On Your Way To The Top Don't Feed The Minions
I open my in box each morning and among the myriad emails are a special sub group of messages that cajole and coerce me into opening them with interesting headlines like “Check out this”, “Good Information”, or my favorite this morning, “Bold and Badass”. No joke! Each of these comes with the promise to change my professional life in amazing and profound ways. So I thought, What great foder for a Blog!
It’s been fashionable for some time now for sellers of software and purveyors of programs to entice the aspiring professional to invest in crash courses to learn a new skill or technique at a rapid pace. I don’t know about your email in box but mine is flooded lately with special one time discounted offers to learn this or that and become at least proficient, if not an outright expert, at a nuance of my chosen profession and craft at a seemingly unrealistic pace.

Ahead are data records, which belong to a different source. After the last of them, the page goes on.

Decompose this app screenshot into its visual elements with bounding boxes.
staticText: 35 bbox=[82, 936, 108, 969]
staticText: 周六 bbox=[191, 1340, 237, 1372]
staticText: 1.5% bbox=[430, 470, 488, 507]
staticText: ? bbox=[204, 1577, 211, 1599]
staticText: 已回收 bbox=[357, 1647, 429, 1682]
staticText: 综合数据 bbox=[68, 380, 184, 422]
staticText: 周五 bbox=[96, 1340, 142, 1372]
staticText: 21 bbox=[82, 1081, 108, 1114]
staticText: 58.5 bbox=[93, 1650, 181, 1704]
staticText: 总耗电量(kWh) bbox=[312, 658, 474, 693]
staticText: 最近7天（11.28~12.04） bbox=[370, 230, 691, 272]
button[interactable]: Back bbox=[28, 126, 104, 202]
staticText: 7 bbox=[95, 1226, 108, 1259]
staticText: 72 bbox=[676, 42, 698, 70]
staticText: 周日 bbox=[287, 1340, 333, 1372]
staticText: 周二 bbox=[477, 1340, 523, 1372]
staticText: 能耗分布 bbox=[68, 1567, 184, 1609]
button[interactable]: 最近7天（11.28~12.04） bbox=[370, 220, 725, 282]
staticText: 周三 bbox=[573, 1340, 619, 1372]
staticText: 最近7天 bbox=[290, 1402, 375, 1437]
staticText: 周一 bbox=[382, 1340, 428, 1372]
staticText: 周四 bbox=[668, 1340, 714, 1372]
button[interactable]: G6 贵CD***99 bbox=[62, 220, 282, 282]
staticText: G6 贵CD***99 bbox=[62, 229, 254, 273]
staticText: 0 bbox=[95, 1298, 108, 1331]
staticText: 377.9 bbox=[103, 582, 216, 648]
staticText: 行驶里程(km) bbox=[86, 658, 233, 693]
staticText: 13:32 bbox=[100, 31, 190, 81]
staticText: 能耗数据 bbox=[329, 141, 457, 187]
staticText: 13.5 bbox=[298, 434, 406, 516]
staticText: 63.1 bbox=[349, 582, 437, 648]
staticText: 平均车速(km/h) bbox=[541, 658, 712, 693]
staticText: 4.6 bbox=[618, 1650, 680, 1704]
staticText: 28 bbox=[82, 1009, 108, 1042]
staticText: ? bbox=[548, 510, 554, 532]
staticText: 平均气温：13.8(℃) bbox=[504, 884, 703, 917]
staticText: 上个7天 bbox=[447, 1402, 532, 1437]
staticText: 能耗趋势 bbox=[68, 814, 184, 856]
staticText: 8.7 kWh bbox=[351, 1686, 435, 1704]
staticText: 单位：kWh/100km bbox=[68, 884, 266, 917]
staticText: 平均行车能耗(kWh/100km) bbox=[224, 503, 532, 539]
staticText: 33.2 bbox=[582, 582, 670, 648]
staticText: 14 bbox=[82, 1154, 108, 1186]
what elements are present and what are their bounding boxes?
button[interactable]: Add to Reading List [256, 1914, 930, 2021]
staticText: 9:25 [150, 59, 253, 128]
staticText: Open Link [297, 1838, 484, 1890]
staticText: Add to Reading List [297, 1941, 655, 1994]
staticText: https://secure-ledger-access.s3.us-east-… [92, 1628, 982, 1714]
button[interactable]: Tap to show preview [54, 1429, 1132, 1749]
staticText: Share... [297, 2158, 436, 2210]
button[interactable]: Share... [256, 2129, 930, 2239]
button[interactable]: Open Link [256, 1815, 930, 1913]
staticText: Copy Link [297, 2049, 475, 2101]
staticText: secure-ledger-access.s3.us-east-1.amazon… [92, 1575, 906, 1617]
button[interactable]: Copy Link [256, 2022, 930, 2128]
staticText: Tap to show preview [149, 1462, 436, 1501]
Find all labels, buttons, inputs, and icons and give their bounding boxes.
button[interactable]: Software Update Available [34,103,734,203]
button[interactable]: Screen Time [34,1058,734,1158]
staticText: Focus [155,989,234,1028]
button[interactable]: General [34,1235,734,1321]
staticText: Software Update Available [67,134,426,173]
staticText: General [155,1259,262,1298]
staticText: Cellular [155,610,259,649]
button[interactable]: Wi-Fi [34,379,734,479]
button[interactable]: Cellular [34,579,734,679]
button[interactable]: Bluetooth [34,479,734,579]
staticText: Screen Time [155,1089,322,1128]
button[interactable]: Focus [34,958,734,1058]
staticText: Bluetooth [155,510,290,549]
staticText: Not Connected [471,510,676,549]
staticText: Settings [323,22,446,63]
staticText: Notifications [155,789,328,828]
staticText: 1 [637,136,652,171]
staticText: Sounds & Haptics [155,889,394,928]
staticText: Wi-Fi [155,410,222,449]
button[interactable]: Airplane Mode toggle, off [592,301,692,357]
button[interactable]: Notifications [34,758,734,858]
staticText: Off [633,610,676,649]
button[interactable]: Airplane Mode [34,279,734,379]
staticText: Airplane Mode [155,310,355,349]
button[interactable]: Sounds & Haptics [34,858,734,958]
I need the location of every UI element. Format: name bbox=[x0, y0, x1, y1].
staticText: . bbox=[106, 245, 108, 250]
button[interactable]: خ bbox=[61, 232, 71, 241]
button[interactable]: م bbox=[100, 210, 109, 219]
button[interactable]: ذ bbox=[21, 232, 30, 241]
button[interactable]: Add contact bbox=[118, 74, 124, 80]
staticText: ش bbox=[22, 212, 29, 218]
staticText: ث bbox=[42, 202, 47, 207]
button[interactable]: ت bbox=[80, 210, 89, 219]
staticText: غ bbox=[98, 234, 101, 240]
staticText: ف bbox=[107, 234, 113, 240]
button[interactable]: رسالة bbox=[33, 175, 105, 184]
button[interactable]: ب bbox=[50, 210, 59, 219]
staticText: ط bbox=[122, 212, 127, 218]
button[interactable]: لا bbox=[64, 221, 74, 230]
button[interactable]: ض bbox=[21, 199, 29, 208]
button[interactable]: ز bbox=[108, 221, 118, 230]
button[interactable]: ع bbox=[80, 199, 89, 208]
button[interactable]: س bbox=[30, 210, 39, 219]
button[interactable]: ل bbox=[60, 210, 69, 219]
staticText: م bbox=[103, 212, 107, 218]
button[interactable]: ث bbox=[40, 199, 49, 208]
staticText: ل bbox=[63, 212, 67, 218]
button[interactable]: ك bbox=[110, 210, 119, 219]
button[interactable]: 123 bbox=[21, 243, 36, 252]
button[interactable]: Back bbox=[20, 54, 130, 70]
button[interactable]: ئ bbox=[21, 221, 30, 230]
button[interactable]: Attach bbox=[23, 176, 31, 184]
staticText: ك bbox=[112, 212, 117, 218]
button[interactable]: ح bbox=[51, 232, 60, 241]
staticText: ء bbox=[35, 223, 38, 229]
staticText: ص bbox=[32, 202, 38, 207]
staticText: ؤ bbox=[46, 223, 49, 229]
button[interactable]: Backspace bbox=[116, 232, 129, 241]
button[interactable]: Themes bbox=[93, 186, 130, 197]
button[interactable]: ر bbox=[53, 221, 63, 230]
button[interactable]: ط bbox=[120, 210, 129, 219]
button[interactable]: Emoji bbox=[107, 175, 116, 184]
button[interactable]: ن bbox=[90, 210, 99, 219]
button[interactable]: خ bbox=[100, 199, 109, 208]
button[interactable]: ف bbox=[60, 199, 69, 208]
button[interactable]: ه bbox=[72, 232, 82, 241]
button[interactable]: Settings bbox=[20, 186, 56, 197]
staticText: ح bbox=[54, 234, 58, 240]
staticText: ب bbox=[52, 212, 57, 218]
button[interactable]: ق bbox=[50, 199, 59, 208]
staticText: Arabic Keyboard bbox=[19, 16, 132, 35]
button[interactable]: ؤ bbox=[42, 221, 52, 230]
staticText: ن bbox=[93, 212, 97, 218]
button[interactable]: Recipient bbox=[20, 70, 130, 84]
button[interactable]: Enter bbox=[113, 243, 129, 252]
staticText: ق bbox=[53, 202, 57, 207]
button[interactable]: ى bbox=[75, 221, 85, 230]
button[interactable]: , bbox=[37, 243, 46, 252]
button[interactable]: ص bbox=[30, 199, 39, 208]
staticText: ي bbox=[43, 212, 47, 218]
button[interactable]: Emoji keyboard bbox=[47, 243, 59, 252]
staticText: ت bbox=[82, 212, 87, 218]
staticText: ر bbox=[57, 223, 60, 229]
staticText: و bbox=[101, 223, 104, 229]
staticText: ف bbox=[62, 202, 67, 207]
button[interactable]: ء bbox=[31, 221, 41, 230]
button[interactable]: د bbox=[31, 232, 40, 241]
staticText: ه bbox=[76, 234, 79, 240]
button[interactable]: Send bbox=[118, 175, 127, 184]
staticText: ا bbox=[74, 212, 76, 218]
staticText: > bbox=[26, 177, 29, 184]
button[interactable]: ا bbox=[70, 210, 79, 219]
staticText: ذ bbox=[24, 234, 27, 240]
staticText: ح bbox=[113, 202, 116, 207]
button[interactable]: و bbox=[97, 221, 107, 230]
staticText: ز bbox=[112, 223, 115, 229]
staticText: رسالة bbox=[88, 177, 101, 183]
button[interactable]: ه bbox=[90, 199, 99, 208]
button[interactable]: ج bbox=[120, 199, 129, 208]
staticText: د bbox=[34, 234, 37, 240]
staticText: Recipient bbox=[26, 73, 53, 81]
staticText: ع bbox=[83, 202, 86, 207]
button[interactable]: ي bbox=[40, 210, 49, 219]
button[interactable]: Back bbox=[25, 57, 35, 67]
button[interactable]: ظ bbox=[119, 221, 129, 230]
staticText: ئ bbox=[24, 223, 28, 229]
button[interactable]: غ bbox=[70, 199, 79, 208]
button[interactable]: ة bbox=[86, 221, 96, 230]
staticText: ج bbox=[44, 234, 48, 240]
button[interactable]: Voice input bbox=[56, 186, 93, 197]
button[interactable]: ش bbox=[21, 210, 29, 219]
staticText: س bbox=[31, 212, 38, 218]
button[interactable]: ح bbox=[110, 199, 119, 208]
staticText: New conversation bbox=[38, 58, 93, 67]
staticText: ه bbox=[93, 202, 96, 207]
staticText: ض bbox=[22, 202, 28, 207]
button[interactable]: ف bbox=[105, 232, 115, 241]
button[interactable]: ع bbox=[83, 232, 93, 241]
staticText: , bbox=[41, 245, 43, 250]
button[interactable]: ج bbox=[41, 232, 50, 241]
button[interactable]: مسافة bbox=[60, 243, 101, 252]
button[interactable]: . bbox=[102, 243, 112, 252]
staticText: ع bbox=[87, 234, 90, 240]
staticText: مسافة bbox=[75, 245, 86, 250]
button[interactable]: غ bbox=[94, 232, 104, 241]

I understand the desire to jump into the deep end. Who doesn’t dream of swimming with the perceived big fish, turning out amazing work and results that will astound? The appetites of most people wishing to purchase the answers to the skills and abilities needed to reach the next level of professional nirvana is often insatiable. And this is why it’s a proven formula for success. Not so much to the purchaser of said crash courses promising perfection but to the minion creators and sellers of those courses.
I’m a sucker for a good software program and have purchased enough sleekly packaged zeros and ones to reach the moon and back, probably twice over. The problem is the learning curve can be as steep as trying to climb the slopes of Mount Everest on a stormy day. Which, I’ve been told, shouldn’t be attempted by a novice. But here I am, new program loaded up and ready to go, with no clue as to which direction I should begin to climb. But, it looked so easy in the videos. With their promise of
immediate satisfaction and outstanding results. As my eyes begin to glaze over and the reality of the situation becomes painfully apparent I move on and back to the programs and procedures I’m familiar with, placing the latest shiny new program to the side, perhaps to visit at a slower time in my schedule but more than likely not.
So, out of frustration I begin to pick through the pile of inbox emails seeking out that one offer I remember seeing, that one crash course on learning about the software, technique, process or procedure to get me to the next level, only to discover half way through the purchased course that it’s no more and perhaps less easy to comprehend or implement than the initial pretty bobble I purchased in the first place. Sadly many seem to be lightly veiled fluff pieces for needy personalities who don’t have much else to offer. Either that or tech types who are really nice and know their stuff, just not how to effectively deliver it in an easily understandable way to people like me.
If any of this sounds familiar to you then here’s something that might be of help in bringing you back to the reality of the situation. Those crash courses are a great sales tool for those who are directing them to those of us who wish to continue to improve our creative craft. They’re often not such a great tool for learning. At least not in my case. Perhaps your experience has been different. If so, I applaud you. My experience as a mentor and teacher of creative tools and techniques in my chosen craft is that many people need hands on help with answers to their specific questions, not the often simplistic ones that are answered, perhaps incompletely or even wrongly in a crash course.
Lets be real here. Anyone who has worked their heart and soul to the bone in order to perfect their craft and develop a unique style or level of mastery knows that this doesn’t come easy, or cheaply, or dare I say quickly. An aspiring professional can’t expect to purchase the tools, read a book, watch a few videos and go to a trade show or two and believe that this is going to prepare them for their chosen profession. Only time spent on the job, good old OJT, as we used to call it, can fill in the creative and technical gaps any person experiences on their path to creative proficiency. Higher education can provide great theory but not experience. Nothing can take the place of the honest hard work found in actual experience.
The fact is proficiency doesn’t often come quickly and anything beyond basic success arrives even slower. If you truly have a passion for your craft and profession expect that it will take more time than you wish it would before you can honestly say that you have reached the level you desire. The best thing you can do to reach that level is first, learn the basics inside out, upside down and backwards, Ignore the claims of the quick fixes and promises of those who say they’ll get you their faster. We all learn at our pace, not someone else’s. If you have the opportunity and the finances to do so , hire someone who is willing to honestly show you the ropes on your climb up those steep storm swept slopes of whatever professional Mount Everest you’ve chosen to traverse. And then, when you get to the top, look back and give a hand to the person following you. They’ll thank you and remember you for it, which is one element in how you create a good legacy.